Tiga isu krusial itu menurut Menag adalah skema murur, tanazul, dan respon hasil Ijtima MUI soal nilai manfaat dana haji.
Skema murur secara sistematis kali pertama diterapkan pada penyelenggaraan Haji 2024 lalu.
Terobosan skema murur terbukti berhasil mempercepat proses mobilisasi jemaah dari Muzdalifah ke Mina.
Kebijakan skema murur ini mendapatkan apresiasi dan akan diterapkan kembali di tahun depan.
Oleh karenanya, kata Menag, sebelum penyelenggaraan haji 2025, perlu ada pandangan para ahli fikih agar skema murur semakin matang.
"Masalah murur, kami membutuhkan legitimasi para ahli dan ulama," tandas Menag.

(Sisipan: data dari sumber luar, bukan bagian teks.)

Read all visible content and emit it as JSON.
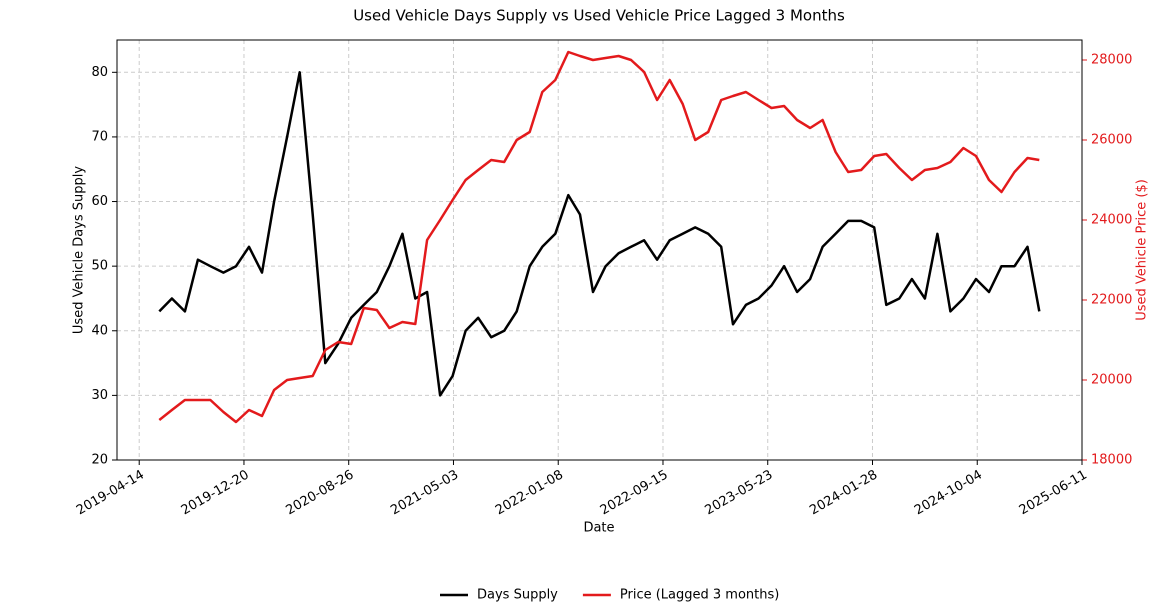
{
  "chart_data": {
    "type": "line",
    "title": "Used Vehicle Days Supply vs Used Vehicle Price Lagged 3 Months",
    "xlabel": "Date",
    "ylabel": "Used Vehicle Days Supply",
    "y2label": "Used Vehicle Price ($)",
    "x": [
      "2019-06-01",
      "2019-07-01",
      "2019-08-01",
      "2019-09-01",
      "2019-10-01",
      "2019-11-01",
      "2019-12-01",
      "2020-01-01",
      "2020-02-01",
      "2020-03-01",
      "2020-04-01",
      "2020-05-01",
      "2020-06-01",
      "2020-07-01",
      "2020-08-01",
      "2020-09-01",
      "2020-10-01",
      "2020-11-01",
      "2020-12-01",
      "2021-01-01",
      "2021-02-01",
      "2021-03-01",
      "2021-04-01",
      "2021-05-01",
      "2021-06-01",
      "2021-07-01",
      "2021-08-01",
      "2021-09-01",
      "2021-10-01",
      "2021-11-01",
      "2021-12-01",
      "2022-01-01",
      "2022-02-01",
      "2022-03-01",
      "2022-04-01",
      "2022-05-01",
      "2022-06-01",
      "2022-07-01",
      "2022-08-01",
      "2022-09-01",
      "2022-10-01",
      "2022-11-01",
      "2022-12-01",
      "2023-01-01",
      "2023-02-01",
      "2023-03-01",
      "2023-04-01",
      "2023-05-01",
      "2023-06-01",
      "2023-07-01",
      "2023-08-01",
      "2023-09-01",
      "2023-10-01",
      "2023-11-01",
      "2023-12-01",
      "2024-01-01",
      "2024-02-01",
      "2024-03-01",
      "2024-04-01",
      "2024-05-01",
      "2024-06-01",
      "2024-07-01",
      "2024-08-01",
      "2024-09-01",
      "2024-10-01",
      "2024-11-01",
      "2024-12-01",
      "2025-01-01",
      "2025-02-01",
      "2025-03-01"
    ],
    "series": [
      {
        "name": "Days Supply",
        "color": "#000000",
        "values": [
          43,
          45,
          43,
          51,
          50,
          49,
          50,
          53,
          49,
          60,
          70,
          80,
          58,
          35,
          38,
          42,
          44,
          46,
          50,
          55,
          45,
          46,
          30,
          33,
          40,
          42,
          39,
          40,
          43,
          50,
          53,
          55,
          61,
          58,
          46,
          50,
          52,
          53,
          54,
          51,
          54,
          55,
          56,
          55,
          53,
          41,
          44,
          45,
          47,
          50,
          46,
          48,
          53,
          55,
          57,
          57,
          56,
          44,
          45,
          48,
          45,
          55,
          43,
          45,
          48,
          46,
          50,
          50,
          53,
          43
        ]
      },
      {
        "name": "Price (Lagged 3 months)",
        "color": "#e31a1c",
        "axis": "y2",
        "values": [
          19000,
          19250,
          19500,
          19500,
          19500,
          19200,
          18950,
          19250,
          19100,
          19750,
          20000,
          20050,
          20100,
          20750,
          20950,
          20900,
          21800,
          21750,
          21300,
          21450,
          21400,
          23500,
          24000,
          24500,
          25000,
          25250,
          25500,
          25450,
          26000,
          26200,
          27200,
          27500,
          28200,
          28100,
          28000,
          28050,
          28100,
          28000,
          27700,
          27000,
          27500,
          26900,
          26000,
          26200,
          27000,
          27100,
          27200,
          27000,
          26800,
          26850,
          26500,
          26300,
          26500,
          25700,
          25200,
          25250,
          25600,
          25650,
          25300,
          25000,
          25250,
          25300,
          25450,
          25800,
          25600,
          25000,
          24700,
          25200,
          25550,
          25500
        ]
      }
    ],
    "xlim": [
      "2019-02-20",
      "2025-06-11"
    ],
    "xticks": [
      "2019-04-14",
      "2019-12-20",
      "2020-08-26",
      "2021-05-03",
      "2022-01-08",
      "2022-09-15",
      "2023-05-23",
      "2024-01-28",
      "2024-10-04",
      "2025-06-11"
    ],
    "ylim": [
      20,
      85
    ],
    "yticks": [
      20,
      30,
      40,
      50,
      60,
      70,
      80
    ],
    "y2lim": [
      18000,
      28500
    ],
    "y2ticks": [
      18000,
      20000,
      22000,
      24000,
      26000,
      28000
    ],
    "grid": true,
    "legend": "bottom"
  }
}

Sementara terkait skema Tanazul, Menag menjelaskan bahwa kebijakan ini dalam rangka mengurangi kepadatan jemaah haji saat mabit (menginap) di tenda Mina.
Konsep dari tanazul adalah jemaah yang tinggal di hotel dekat area jamarat nantinya akan kembali ke hotel.
Jemaah haji yang ikut tanazul artinya tidak akan menempati tenda di Mina.
Maka dengan ini, jumlah jemaah yang ada di tenda di Mina otomatis akan berkurang.
Namun konsep tanazul ini kata Menag haruslah dibicarakan lebih rinci.
"Itu akan kita bicarakan secara detail," jelas Menag.
Kemudian kata Menag, satu hal lagi yang menjadi perhatian Menag untuk dibahas dalam Mudzakarah Perhajian adalah terkait dengan Ijtima Komisi Fatwa MUI Se-Indonesia VIII Nomor 09/Ijtima Ulama/VIII/2024.
Ijtima Komisi Fatwa MUI itu mengharamkan penggunaan hasil investasi setoran awal biaya haji (Bipih) untuk membiayai penyelenggaraan haji jemaah lain.
Maka dengan adanya forum Mudzakarah ini, Menag berharap akan ada titik temu dengan memperhitungkan dan pertimbangkan apa dampaknya.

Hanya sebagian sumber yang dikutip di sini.